25 radar bogor

Butuh 300 Ribu Mubalig

Hanung Hambara/Jawa Pos SEMRINGAH: Wakil Presiden Jusuf Kalla (empat kiri) di dampingi oleh Ketua PP Muhammadiyah Haedar Nasir (kiri), Rektor UMS Sukardino dan Ketua PP Aisyiyah Noordjannah Djohantini (kanan) membuka gedung At Tauhid Universitas Muhammadiyah Surabaya (UMS) belum lama ini.

JAKARTA–RADAR BOGOR,Daftar 200 mubalig yang dikeluarkan Kementerian Agama yang menuai kontroversi bakal diperbaiki. Kemarin (22/5) Wakil Presiden Jusuf Kalla bertemu Menteri Agama Lukman Hakim Saifuddin untuk membicarakan kriteria mubalig tersebut.

JK yang juga Ketua Umum Dewan Masjid Indonesia itu menegaskan bahwa setidaknya butuh 300 ribu mubalig. Jumlah itu sesuai dengan jumlah perkiraan masjid di Indonesia. Nah, nama-nama 200 mubalig itu tentu jauh dari cukup. ”Kita sudah bicarakan agar dibuat pola yang lebih baik, lebih efisien, lebih cepat,” ujar JK di kantor Wakil Presiden.

JK menuturkan perlu dibuat kode etik atau kriteria untuk para mubalig. Dia mencontohkan banyak profesi punya kode etik termasuk jurnalis. Sehingga kelak tidak akan sampai membuat mublig lain merasa dikesampingkan.

”Tidak hanya untuk memberikan seumpamanya kriteria dan kode etik.
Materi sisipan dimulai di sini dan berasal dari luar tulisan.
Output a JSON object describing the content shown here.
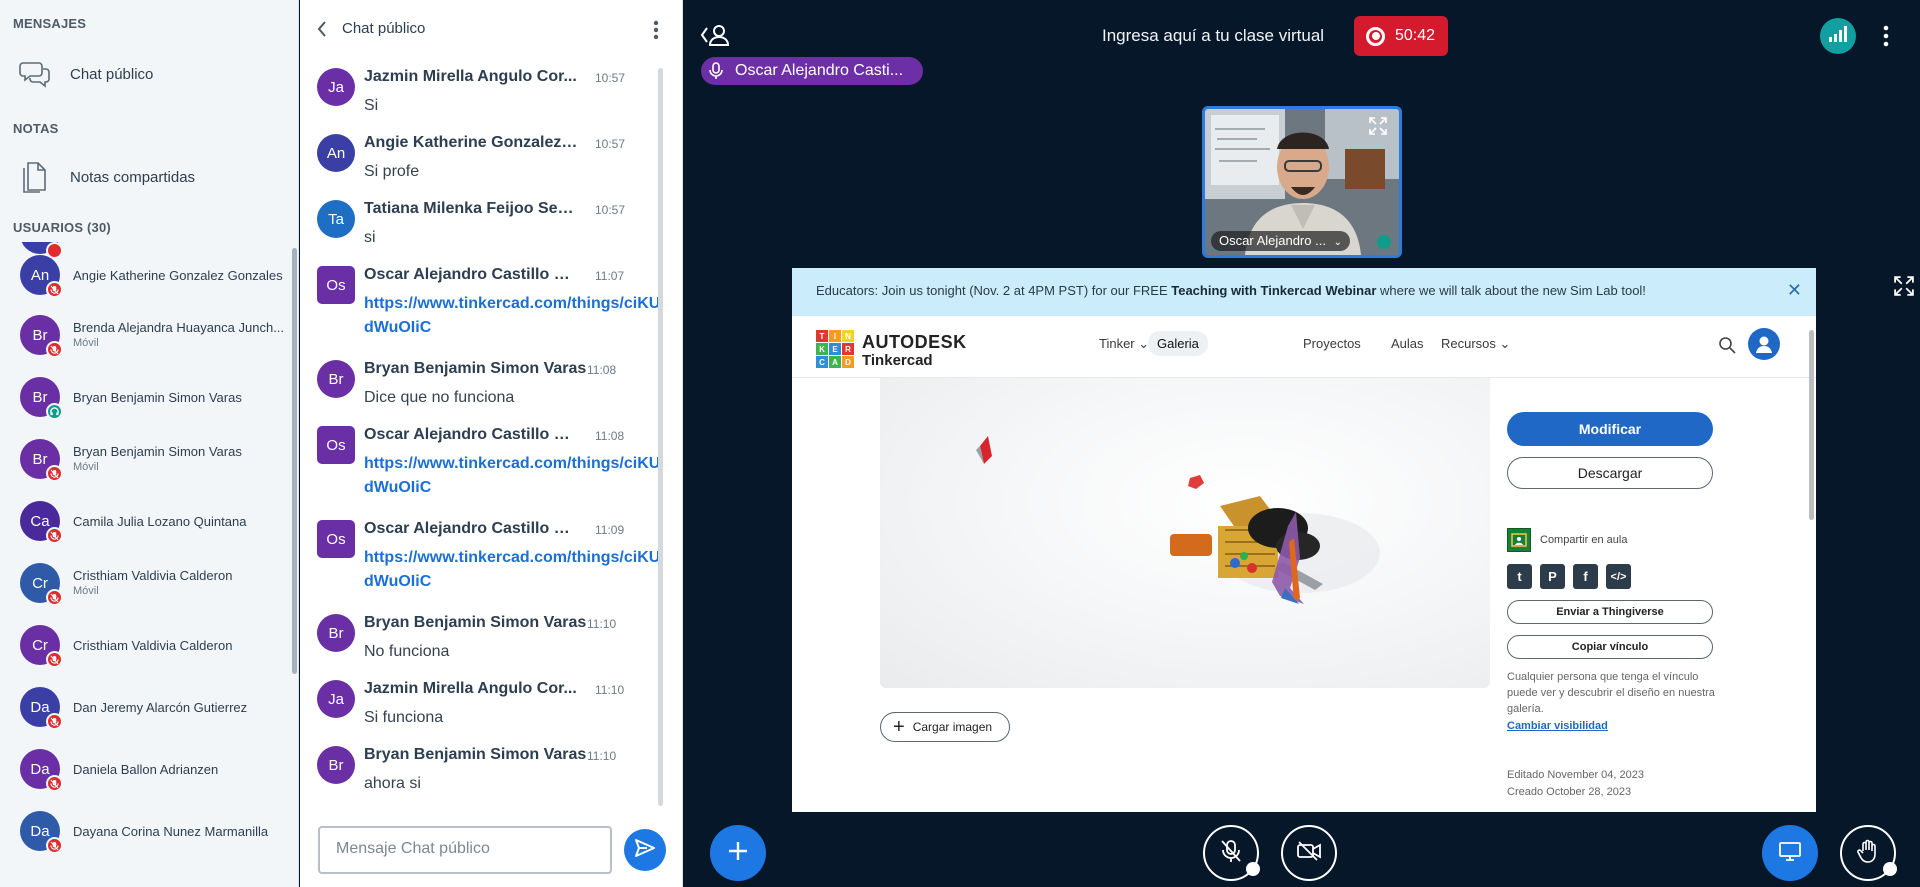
{
  "sidebar": {
    "messages_title": "MENSAJES",
    "public_chat": "Chat público",
    "notes_title": "NOTAS",
    "shared_notes": "Notas compartidas",
    "users_title": "USUARIOS (30)",
    "users": [
      {
        "initials": "An",
        "name": "Angie Katherine Gonzalez Gonzales",
        "sub": "",
        "badge": "muted"
      },
      {
        "initials": "Br",
        "name": "Brenda Alejandra Huayanca Junch...",
        "sub": "Móvil",
        "badge": "muted"
      },
      {
        "initials": "Br",
        "name": "Bryan Benjamin Simon Varas",
        "sub": "",
        "badge": "listen"
      },
      {
        "initials": "Br",
        "name": "Bryan Benjamin Simon Varas",
        "sub": "Móvil",
        "badge": "muted"
      },
      {
        "initials": "Ca",
        "name": "Camila Julia Lozano Quintana",
        "sub": "",
        "badge": "muted"
      },
      {
        "initials": "Cr",
        "name": "Cristhiam Valdivia Calderon",
        "sub": "Móvil",
        "badge": "muted"
      },
      {
        "initials": "Cr",
        "name": "Cristhiam Valdivia Calderon",
        "sub": "",
        "badge": "muted"
      },
      {
        "initials": "Da",
        "name": "Dan Jeremy Alarcón Gutierrez",
        "sub": "",
        "badge": "muted"
      },
      {
        "initials": "Da",
        "name": "Daniela Ballon Adrianzen",
        "sub": "",
        "badge": "muted"
      },
      {
        "initials": "Da",
        "name": "Dayana Corina Nunez Marmanilla",
        "sub": "",
        "badge": "muted"
      }
    ]
  },
  "chat": {
    "title": "Chat público",
    "placeholder": "Mensaje Chat público",
    "messages": [
      {
        "initials": "Ja",
        "name": "Jazmin Mirella Angulo Cor...",
        "time": "10:57",
        "text": "Si",
        "link": "",
        "moderator": false
      },
      {
        "initials": "An",
        "name": "Angie Katherine Gonzalez ...",
        "time": "10:57",
        "text": "Si profe",
        "link": "",
        "moderator": false
      },
      {
        "initials": "Ta",
        "name": "Tatiana Milenka Feijoo Sen...",
        "time": "10:57",
        "text": "si",
        "link": "",
        "moderator": false
      },
      {
        "initials": "Os",
        "name": "Oscar Alejandro Castillo Na...",
        "time": "11:07",
        "text": "",
        "link": "https://www.tinkercad.com/things/ciKUdWuOIiC",
        "moderator": true
      },
      {
        "initials": "Br",
        "name": "Bryan Benjamin Simon Varas",
        "time": "11:08",
        "text": "Dice que no funciona",
        "link": "",
        "moderator": false
      },
      {
        "initials": "Os",
        "name": "Oscar Alejandro Castillo Na...",
        "time": "11:08",
        "text": "",
        "link": "https://www.tinkercad.com/things/ciKUdWuOIiC",
        "moderator": true
      },
      {
        "initials": "Os",
        "name": "Oscar Alejandro Castillo Na...",
        "time": "11:09",
        "text": "",
        "link": "https://www.tinkercad.com/things/ciKUdWuOIiC",
        "moderator": true
      },
      {
        "initials": "Br",
        "name": "Bryan Benjamin Simon Varas",
        "time": "11:10",
        "text": "No funciona",
        "link": "",
        "moderator": false
      },
      {
        "initials": "Ja",
        "name": "Jazmin Mirella Angulo Cor...",
        "time": "11:10",
        "text": "Si funciona",
        "link": "",
        "moderator": false
      },
      {
        "initials": "Br",
        "name": "Bryan Benjamin Simon Varas",
        "time": "11:10",
        "text": "ahora si",
        "link": "",
        "moderator": false
      }
    ]
  },
  "main": {
    "title": "Ingresa aquí a tu clase virtual",
    "recording_time": "50:42",
    "talker": "Oscar Alejandro Casti...",
    "webcam_name": "Oscar Alejandro ..."
  },
  "screenshare": {
    "banner_pre": "Educators: Join us tonight (Nov. 2 at 4PM PST) for our FREE ",
    "banner_bold": "Teaching with Tinkercad Webinar",
    "banner_post": " where we will talk about the new Sim Lab tool!",
    "banner_close": "✕",
    "logo_letters": [
      "T",
      "I",
      "N",
      "K",
      "E",
      "R",
      "C",
      "A",
      "D"
    ],
    "brand1": "AUTODESK",
    "brand2": "Tinkercad",
    "nav": [
      "Tinker",
      "Galeria",
      "Proyectos",
      "Aulas",
      "Recursos"
    ],
    "upload": "Cargar imagen",
    "modify": "Modificar",
    "download": "Descargar",
    "share_class": "Compartir en aula",
    "send_thingiverse": "Enviar a Thingiverse",
    "copy_link": "Copiar vínculo",
    "visibility_note": "Cualquier persona que tenga el vínculo puede ver y descubrir el diseño en nuestra galería.",
    "change_visibility": "Cambiar visibilidad",
    "edited": "Editado November 04, 2023",
    "created": "Creado October 28, 2023"
  },
  "colors": {
    "avatar_purple": "#6a2fa5",
    "avatar_blue": "#2f5aa8",
    "avatar_indigo": "#3a3fa6",
    "muted_red": "#e02c2c",
    "listen_teal": "#0f9d8a",
    "accent_blue": "#1e78e4"
  }
}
Sama dengan Anda, wartawan kan Anda punya organisasi dan kode etik, perlu terdaftar,” ujar dia.

Sebelum bertemu dengan wapres, Menteri Agama Lukman Hakim Saifudin juga bertemu dengan pengurus Majelis Ulama Indonesia (MUI). Lukman menuturkan, MUI dalam waktu dekat akan mengundang sejumlah ormas Islam. Mereka akan berdiskusi untuk melengkapi, menyempurnakan, dan menambah daftar yang telah dirilis Kemenag.
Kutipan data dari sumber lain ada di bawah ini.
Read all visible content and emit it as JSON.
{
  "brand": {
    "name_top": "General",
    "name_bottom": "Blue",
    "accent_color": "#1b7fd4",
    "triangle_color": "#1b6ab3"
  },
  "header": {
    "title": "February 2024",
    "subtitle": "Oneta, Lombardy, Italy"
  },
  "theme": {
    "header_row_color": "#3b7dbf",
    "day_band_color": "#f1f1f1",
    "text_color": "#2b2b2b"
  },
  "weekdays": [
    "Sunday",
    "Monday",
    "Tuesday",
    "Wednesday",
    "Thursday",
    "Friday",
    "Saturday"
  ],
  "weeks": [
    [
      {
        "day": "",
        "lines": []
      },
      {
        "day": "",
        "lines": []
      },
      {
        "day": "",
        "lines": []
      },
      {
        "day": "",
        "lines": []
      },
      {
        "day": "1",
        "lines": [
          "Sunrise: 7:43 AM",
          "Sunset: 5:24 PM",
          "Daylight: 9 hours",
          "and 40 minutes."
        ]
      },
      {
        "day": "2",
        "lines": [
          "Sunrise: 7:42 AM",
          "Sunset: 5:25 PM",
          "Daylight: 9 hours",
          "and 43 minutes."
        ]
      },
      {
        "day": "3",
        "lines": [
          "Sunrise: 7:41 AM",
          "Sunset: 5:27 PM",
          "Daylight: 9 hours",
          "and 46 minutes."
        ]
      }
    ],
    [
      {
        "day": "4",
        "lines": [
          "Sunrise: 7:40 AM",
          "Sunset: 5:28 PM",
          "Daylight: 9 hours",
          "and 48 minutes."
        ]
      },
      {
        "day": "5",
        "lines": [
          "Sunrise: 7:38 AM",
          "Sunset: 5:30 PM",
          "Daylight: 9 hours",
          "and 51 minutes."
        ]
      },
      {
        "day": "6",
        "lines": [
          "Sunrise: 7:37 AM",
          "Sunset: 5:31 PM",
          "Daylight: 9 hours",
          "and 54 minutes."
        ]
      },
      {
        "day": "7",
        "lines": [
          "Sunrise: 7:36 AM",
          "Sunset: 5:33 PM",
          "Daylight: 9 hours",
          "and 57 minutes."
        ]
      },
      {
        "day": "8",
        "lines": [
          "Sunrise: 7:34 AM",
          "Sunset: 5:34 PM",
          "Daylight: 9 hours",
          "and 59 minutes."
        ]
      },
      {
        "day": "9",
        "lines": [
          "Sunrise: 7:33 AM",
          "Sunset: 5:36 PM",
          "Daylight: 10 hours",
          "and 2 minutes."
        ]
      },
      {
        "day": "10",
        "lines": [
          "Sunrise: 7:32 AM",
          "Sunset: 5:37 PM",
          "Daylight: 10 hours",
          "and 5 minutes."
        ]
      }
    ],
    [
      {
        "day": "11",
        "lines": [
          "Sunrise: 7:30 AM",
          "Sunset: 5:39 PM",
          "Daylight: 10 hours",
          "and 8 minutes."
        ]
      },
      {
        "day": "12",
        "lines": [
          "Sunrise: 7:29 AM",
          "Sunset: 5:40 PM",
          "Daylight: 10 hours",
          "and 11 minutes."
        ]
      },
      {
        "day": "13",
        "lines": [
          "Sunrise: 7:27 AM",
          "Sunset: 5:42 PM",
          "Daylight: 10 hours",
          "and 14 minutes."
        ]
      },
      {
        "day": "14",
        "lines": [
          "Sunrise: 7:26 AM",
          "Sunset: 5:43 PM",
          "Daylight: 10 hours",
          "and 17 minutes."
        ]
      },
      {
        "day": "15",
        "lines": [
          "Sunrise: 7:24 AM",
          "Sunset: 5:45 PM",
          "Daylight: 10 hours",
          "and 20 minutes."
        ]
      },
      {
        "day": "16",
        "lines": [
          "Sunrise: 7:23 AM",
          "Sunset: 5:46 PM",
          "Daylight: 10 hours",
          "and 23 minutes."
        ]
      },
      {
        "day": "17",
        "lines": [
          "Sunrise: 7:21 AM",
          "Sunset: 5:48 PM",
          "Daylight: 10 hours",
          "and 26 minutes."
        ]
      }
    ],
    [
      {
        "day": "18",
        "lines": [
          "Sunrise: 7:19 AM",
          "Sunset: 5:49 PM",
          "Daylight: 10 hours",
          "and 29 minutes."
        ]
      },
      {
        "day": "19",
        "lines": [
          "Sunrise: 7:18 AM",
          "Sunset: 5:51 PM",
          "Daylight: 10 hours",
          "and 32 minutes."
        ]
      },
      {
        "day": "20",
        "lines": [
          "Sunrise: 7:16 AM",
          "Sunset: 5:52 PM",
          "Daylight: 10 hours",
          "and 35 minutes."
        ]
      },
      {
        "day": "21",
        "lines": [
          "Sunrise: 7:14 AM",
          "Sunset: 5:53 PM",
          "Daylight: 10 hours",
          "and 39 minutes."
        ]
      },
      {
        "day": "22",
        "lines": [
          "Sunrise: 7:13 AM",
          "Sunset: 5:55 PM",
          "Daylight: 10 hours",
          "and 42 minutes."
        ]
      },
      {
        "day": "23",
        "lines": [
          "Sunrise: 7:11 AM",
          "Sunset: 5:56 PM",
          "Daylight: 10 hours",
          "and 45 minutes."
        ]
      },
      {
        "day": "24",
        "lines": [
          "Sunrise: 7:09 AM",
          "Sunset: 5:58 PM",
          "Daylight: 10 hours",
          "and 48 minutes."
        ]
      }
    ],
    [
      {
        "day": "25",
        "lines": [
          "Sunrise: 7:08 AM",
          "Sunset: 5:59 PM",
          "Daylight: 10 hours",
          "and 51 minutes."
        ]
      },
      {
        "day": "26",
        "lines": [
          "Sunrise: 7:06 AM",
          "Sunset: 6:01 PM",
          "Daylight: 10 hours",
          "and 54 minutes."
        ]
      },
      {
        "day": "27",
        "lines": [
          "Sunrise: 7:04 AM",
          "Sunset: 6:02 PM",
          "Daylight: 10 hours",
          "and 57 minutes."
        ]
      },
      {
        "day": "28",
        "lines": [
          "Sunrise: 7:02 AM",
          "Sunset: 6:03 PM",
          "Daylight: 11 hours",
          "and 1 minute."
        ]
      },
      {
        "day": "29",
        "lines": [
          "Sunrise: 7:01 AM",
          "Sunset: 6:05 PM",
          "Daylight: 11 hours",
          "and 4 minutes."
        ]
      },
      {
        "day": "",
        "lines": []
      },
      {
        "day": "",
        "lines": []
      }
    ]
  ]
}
”MUI merasa juga ingin ikut memperbaiki bagaimana agar mekanisme akses masyarakat untuk bisa mendapatkan para penceramah yang baik ini dilakukan juga dengan cara (baik),” kata dia.

Dia mengungkapkan, daftar nama itu sebenarnya bermula dari keingintahuan masyarakat perihal tokoh-tokoh atau mubalig yang hendak diundang ceramah. Ada nama yang ditanyakan kepada Kemanag melalui ormas atau takmir masjid. ”Kemudian kami himpun, dan kami sampaikan dalam bentuk rilis itu,” kata dia.

Itulah yang membuat daftar tersebut hanya sejumlah 200 orang. Lukman menyebut tentu jumlah tersebut tidak merepresentasikan ratusan ribuan penceramah di Indonesia. Masih banyak nama ulama besar yang belum masuk ke daftar itu.

”Sangat bisa dimaklumi, karena rilis itu bukanlah seleksi, bukanlah untuk memilah-milah bahwa ini penceramah yang ini dan di luar itu, bukan untuk menyeleksi, bukan standarisasi, apalagi akreditasi, apalagi sertifikasi,” kata dia.

Sementara itu, Wakil Ketua MUI Zainut Tauhid Suudi mengungkapkan, MUI dan Kemenag akan bekerja sama untuk membangun program peningkatan kompetensi dai atau mubalig. Program peningkatan kompetensi dai akan dilakukan dengan sistem sertifikasi. Meskipun, Zainut tak menyebutkan detail mekanisme sertifikasi tersebut.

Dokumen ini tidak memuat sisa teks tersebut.